Markenrecht: Beschreibende Bedeutung englischer Begriffe

Gemeinschaftsmarken genießen Schutz für die gesamte Europäische Union. Gegen die Eintragung von Gemeinschaftsmarken kann daher Widerspruch nicht nur aus anderen Gemeinschaftsmarken, sondern auch aus den jeweiligen nationalen Marken der 28 Mitgliedsstaaten erhoben werden. Das EuG hat für letzteren Fall nun entschieden, welche Bedeutung englischsprachigen Begriffen zukommt (EuG, Urteil vom 16.10.2014 – T-297/13).

Darum ging’s: Beim HABM war eine Gemeinschaftsmarke „United Autoglas“ u.a. für Autoscheiben und damit zusammenhängende Dienstleistungen angemeldet worden. Hiergegen legte die Inhaberin der für ganz ähnliche Waren und Dienstleistungen angemeldeten polnischen Marke „Autoglass“ Widerspruch ein.
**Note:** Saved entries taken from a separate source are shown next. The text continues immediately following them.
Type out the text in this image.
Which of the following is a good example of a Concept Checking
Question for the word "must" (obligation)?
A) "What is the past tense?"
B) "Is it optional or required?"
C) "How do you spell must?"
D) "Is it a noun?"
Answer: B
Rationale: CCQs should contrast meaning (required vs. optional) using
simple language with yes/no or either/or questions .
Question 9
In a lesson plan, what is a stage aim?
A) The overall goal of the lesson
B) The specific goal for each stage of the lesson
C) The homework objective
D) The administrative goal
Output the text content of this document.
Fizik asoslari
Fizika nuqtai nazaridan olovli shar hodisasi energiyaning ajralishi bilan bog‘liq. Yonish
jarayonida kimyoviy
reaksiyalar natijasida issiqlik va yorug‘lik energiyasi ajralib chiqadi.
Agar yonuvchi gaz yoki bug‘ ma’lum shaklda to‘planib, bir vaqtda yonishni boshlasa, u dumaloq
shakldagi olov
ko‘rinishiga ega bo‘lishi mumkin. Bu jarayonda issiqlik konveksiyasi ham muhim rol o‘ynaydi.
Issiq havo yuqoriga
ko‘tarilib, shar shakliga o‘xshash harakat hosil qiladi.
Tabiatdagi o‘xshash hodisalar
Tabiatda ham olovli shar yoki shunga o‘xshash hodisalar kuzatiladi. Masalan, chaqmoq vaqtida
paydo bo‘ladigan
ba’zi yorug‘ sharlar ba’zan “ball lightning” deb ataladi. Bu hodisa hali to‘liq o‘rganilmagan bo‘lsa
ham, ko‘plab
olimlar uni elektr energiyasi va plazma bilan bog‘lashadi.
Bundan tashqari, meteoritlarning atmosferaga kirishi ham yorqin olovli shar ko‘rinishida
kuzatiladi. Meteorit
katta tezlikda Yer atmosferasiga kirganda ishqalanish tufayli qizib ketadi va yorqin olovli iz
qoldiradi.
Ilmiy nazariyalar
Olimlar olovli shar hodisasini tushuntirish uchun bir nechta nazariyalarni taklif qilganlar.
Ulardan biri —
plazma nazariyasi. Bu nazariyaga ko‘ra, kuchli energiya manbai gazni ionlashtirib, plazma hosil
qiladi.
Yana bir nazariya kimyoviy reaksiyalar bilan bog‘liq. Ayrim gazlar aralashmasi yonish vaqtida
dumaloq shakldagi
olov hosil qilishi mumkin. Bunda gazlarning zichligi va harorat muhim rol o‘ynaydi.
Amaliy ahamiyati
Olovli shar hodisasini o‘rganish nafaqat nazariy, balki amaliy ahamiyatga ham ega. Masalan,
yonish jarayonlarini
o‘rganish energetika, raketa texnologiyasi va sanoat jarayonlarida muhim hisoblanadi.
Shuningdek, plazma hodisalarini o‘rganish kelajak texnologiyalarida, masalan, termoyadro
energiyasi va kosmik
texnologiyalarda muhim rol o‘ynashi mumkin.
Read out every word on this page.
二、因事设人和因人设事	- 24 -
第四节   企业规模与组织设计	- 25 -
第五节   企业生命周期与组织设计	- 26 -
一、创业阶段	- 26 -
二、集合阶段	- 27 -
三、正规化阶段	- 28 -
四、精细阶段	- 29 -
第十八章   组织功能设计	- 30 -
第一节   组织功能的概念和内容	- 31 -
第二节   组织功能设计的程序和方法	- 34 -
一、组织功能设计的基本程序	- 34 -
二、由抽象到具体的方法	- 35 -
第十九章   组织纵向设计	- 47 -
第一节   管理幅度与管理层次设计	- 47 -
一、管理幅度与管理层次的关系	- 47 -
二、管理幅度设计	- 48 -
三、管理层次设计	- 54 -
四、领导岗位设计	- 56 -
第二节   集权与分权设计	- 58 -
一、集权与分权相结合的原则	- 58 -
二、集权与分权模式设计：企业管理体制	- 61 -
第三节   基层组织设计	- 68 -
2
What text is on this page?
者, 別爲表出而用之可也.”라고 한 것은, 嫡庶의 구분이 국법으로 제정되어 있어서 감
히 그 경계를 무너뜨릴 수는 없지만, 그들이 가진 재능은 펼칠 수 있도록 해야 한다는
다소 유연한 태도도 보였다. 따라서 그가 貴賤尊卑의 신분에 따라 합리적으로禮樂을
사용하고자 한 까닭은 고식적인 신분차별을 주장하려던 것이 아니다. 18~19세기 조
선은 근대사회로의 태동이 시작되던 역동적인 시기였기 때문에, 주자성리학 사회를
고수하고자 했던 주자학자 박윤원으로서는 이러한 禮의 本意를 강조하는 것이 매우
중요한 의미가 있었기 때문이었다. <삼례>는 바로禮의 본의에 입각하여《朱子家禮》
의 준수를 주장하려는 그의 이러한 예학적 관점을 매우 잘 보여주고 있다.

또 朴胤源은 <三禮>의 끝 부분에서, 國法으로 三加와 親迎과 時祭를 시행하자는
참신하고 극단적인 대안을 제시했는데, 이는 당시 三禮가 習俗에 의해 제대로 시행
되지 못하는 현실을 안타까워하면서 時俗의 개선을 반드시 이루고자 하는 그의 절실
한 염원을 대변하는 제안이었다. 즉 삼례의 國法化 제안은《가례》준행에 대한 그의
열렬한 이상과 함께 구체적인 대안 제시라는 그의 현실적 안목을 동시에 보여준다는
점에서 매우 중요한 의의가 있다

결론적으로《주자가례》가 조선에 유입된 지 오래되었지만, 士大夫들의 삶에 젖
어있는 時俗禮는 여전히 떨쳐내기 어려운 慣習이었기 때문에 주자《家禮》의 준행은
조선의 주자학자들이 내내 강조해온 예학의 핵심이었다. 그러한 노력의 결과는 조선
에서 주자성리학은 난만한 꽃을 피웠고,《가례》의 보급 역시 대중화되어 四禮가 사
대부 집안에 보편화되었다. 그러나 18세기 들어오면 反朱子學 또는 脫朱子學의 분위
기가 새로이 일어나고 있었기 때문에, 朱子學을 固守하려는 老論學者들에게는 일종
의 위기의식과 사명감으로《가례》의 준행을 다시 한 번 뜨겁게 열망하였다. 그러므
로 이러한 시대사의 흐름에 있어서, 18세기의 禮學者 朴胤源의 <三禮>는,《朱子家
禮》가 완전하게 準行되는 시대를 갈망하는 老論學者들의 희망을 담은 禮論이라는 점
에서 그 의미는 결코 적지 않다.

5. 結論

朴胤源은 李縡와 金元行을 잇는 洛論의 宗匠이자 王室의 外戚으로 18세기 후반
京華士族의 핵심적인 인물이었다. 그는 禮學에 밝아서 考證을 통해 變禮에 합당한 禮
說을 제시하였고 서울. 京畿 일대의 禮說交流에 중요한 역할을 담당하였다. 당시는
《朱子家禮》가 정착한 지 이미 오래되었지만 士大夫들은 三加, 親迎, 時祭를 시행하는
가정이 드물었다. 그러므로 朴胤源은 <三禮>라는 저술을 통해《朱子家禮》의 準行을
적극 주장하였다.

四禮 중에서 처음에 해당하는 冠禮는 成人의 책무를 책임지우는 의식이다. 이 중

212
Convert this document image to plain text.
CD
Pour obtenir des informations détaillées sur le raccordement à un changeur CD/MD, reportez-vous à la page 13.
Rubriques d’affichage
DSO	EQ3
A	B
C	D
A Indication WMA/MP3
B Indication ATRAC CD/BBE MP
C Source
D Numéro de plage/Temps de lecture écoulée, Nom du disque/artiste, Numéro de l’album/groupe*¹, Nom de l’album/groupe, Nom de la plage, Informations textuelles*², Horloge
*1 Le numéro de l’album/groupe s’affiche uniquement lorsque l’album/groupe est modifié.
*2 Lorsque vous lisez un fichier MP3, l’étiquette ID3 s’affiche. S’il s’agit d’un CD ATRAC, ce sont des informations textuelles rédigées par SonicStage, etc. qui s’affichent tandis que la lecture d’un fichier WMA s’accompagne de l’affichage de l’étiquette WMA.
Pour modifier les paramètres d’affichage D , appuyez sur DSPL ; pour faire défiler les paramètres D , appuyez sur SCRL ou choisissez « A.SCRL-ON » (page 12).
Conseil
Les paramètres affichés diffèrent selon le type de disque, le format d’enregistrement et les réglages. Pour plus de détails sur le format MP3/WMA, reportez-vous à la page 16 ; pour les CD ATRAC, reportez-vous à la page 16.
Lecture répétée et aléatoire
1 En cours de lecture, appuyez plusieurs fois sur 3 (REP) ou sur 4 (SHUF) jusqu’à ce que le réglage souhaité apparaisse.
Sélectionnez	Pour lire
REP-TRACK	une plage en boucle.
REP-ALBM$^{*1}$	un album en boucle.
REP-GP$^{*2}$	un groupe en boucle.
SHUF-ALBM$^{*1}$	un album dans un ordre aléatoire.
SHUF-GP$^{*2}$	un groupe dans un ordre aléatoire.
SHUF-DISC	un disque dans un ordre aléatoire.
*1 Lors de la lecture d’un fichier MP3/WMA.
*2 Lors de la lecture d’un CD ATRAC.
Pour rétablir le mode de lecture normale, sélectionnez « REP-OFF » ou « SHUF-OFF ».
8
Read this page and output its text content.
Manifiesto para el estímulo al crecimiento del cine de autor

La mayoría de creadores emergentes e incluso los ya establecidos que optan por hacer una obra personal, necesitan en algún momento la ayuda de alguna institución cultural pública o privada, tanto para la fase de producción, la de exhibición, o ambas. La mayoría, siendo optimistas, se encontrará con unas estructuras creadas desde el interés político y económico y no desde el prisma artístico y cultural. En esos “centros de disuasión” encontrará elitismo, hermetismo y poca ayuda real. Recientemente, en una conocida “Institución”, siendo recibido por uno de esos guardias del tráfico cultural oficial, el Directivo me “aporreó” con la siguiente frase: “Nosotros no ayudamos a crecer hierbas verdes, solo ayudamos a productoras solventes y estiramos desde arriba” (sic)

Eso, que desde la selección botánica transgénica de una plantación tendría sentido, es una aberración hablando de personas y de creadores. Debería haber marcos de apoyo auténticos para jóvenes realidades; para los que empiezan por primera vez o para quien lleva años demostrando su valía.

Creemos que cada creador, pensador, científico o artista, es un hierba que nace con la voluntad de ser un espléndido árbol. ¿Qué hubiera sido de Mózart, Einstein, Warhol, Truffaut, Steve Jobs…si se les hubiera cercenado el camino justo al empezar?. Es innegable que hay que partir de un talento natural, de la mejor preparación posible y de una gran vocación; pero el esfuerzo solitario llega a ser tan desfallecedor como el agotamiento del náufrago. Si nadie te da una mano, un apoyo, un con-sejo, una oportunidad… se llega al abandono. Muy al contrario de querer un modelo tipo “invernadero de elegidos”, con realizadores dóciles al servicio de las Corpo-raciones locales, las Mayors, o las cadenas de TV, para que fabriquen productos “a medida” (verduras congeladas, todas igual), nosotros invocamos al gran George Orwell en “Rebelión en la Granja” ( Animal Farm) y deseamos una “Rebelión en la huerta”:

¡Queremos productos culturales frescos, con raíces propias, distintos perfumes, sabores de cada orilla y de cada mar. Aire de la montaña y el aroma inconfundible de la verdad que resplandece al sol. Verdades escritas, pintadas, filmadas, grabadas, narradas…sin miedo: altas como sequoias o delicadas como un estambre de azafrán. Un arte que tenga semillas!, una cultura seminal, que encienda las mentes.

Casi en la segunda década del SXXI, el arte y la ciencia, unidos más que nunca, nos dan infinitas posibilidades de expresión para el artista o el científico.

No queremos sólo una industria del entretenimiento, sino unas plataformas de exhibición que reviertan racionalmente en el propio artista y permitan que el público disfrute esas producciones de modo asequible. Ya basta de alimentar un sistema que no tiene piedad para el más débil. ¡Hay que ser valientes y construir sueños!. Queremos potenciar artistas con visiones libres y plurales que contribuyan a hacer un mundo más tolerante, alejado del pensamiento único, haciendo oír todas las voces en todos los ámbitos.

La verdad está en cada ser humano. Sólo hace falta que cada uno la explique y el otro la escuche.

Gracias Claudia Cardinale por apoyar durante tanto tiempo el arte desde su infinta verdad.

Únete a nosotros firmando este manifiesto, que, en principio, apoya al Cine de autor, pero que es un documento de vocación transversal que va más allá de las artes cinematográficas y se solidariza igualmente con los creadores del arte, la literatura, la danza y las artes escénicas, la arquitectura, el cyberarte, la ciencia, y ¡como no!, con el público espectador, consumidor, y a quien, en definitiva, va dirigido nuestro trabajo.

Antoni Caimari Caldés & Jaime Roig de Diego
Die Marke „Autoglass“ ist eine Wort-/Bildmarke, wobei der Bildbestandteil hier nicht ins Gewicht fiel.

Das Gericht konzentrierte sich bei dem vorzunehmenden Vergleich der Zeichen auf die Bestandteile „Autoglas“ bzw. „Autoglass“. Weder der Wortbestandteil „United“ noch der Bildbestandteil hätten eine dominierende Stellung. Dass insoweit zwischen den beiden Zeichen eine hochgradige Ähnlichkeit besteht, leuchtet ein. Ein klanglicher Unterschied ist insoweit überhaupt nicht gegeben, und auch in schriftbildlicher Hinsicht unterscheiden sich die Zeichen nur wegen des fehlenden zweiten „s“ am Wortende.

Interessant ist aber, dass das Gericht überhaupt auf diese beiden Zeichenbestandteile abstellt. Denn „Autoglas“ bzw. „Autoglass“ ist für deutsche Ohren eine schlichte Beschreibung dessen, was mit der Marke gekennzeichnet werden soll, nämlich Scheiben für Autos. Rein beschreibende Angaben haben allerdings keine Unterscheidungskraft und können deswegen regelmäßig auch nicht für einen Zeichenvergleich herangezogen werden. Somit wäre hier der Wortbestandteil „United“ mit dem Bildbestandteil der polnischen Marke zu vergleichen gewesen.

Das Gericht erkennt dies natürlich auch und begründet seine Entscheidung mit dem Verständnis der polnischen Verkehrskreise. Das polnische Wort für „Glas“ ist dem deutschen bzw. englischen vollkommen unähnlich. Das Gericht meint außerdem, dass der deutsche bzw. englische Begriff in Polen nicht hinreichend bekannt sein dürfte, als dass polnische Verbraucher der Marke „Autoglass“ beschreibende Bedeutung beimessen würden.

Diese Begründung mutet vor dem Hintergrund recht absurd an, dass der Inhaber mit hoher Wahrscheinlichkeit gerade aus dem Grund das Zeichen „Autoglass“ gewählt hat, weil die polnischen Verbraucher die beschreibende Bedeutung kennen. Das Urteil wird denn auch aktuell vor dem EuGH angegriffen. Sinnvoll ist die Begründung des EuG allenfalls dann, wenn eher zufällig in einem Land der EU eine Marke existiert, die in einer der anderen Sprachen der Union beschreibende Bedeutung hätte. Bei einem Sprachenmix wie in der EU kann das schon einmal vorkommen. Dann dem Inhaber der nationalen Marke unter Berufung auf die beschreibende Bedeutung in einem ganz anderen Land den Schutz vor der Anmeldung identischer oder sehr ähnlicher Gemeinschaftsmarken zu versagen, wäre unbillig. Der hier entschiedene Fall ist hingegen ein eher schlechtes Beispiel für die grundsätzlich zutreffenden Überlegungen des EuG.

Nichtsdestotrotz werden Anmelder von Gemeinschaftsmarken bei der der Anmeldung vorangehenden Recherche künftig auch nationale Markenanmeldungen verstärkt berücksichtigen müssen, denen womöglich nur in englischer Sprache beschreibende Bedeutung zukommt, nicht aber in der jeweiligen Landessprache.